I think it's fair to say that Yuki Sakurai, the protagonist of Uragiri wa Boku no Namae o Shitteiru (to give it its full title; Betrayal Knows My Name is the English translation if you prefer), has had a tough life - Abandoned by his mother at an orphanage after his birth, Yuki now suffers from odd dreams and even odder sensations when he touches another person, where he holds the ability to see and feel their emotions and even look back into their past somewhat. In a jolly, happy place that wouldn't be such a bad thing, but in the world of UraBoku it seems that happiness is one thing that is very much in short supply.
While a combination of these special powers and Yuki's own lack of self-belief triggered by his abandonment as child leave him isolated and lonely beyond the confines of the orphanage where he still lives, he isn't quite as alone as he thinks as his unique abilities come to the attention of some other equally interesting individuals. While some of these entities seem only interested in doing him harm, others are out to protect him as his powers begin to flow out of control, with a man known as Zess catching Yuki's eye in particular as one of the people who haunts his dreams.
With his future life already in doubt, leaving him torn between the orphanage and a life elsewhere, things become all the more complicated as the true nature of Yuki's powers are laid before him against a backdrop in which friends and enemies become blurred, and the future of the world hangs in the balance. Add in a mysterious bunch that refer to themselves as the Giou clan, and you have all of the ingredients for this particular shoujo anime.
Yes, that's right, I did say "shoujo" anime, and UraBoku is indeed a series primarily targeted at girls with a bit of a thing for Boys Love. That said, from these opening episodes of the show I wouldn't let that put you off too much - Yes, there is obvious sexual tension between Yuki and Zess amongst other things, but it's not really any more profound or explicit at this juncture than the likes of CLAMP's X for example, and more importantly it doesn't get in the way of progressing the plot.

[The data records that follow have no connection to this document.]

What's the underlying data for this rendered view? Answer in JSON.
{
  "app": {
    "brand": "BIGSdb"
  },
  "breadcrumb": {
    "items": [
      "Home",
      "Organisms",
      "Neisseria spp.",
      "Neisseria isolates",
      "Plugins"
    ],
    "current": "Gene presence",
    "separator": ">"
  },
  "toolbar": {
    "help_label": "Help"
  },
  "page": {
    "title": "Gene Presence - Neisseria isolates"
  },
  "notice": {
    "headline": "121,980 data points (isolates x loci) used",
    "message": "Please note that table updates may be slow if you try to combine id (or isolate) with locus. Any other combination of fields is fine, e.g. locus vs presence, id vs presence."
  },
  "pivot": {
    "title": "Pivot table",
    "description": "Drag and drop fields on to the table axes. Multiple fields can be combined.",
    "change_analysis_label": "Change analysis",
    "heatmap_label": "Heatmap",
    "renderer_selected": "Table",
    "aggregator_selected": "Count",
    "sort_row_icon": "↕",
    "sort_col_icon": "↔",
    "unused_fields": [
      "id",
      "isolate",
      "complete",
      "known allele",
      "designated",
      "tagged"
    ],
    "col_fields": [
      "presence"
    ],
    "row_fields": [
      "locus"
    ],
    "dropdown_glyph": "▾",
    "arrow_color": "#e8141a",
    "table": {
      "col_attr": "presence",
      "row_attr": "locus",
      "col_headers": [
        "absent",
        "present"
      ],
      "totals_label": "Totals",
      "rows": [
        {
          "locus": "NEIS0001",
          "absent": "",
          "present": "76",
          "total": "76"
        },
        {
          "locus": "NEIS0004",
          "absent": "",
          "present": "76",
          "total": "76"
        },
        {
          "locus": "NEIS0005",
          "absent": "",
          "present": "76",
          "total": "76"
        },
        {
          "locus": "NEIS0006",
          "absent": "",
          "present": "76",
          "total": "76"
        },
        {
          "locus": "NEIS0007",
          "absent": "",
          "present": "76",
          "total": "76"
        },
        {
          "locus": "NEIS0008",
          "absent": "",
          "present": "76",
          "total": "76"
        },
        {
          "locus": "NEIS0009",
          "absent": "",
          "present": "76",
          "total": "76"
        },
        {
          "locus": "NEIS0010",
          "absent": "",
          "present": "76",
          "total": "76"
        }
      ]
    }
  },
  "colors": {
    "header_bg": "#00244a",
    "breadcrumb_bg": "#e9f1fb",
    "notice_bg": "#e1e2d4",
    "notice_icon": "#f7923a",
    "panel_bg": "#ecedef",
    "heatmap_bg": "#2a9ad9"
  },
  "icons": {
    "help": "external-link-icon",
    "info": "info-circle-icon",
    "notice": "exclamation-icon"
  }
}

In fact, the 1999 X anime comparisons come thick and fast with this series - While the story holds some echoes of that particular outing, even the character designs have a CLAMP-esque feel to them and the generally downbeat tone of the show also holds a mirror up to the aforementioned series. This is no bad thing, with JC Staff doing a pretty good job on production and animation duties, keeping the story flowing at just the right pace to allow the characters time to develop without getting bogged down in trivialities. Although the series so far is almost relentlessly dark and depressing (it appears as though everyone in the show has suffered some kind of emotional or physical abuse, leaving them mentally scarred), it never makes too big a meal of the woe and turmoil it surrounds itself with, which gives UraBoku a feeling of balance and (dare we say for a series of this ilk) realism which certainly makes it more interesting to watch.
While the female-focused side of the series might push male viewers away as the series progresses, these opening episodes prove to be an equally enjoyable watch regardless of gender - If you enjoyed X then UraBoku certainly has the potential to hold your attention, and even if you haven't viewed that particular series this outing might well be worth your time if you can live with the homoerotic sexual tension that surfaces on occasion.
At the time of writing, UraBoku can be viewed in streaming format from Crunchyroll - The first five episodes are currently available to be viewed on the site, with a new episode released every Sunday.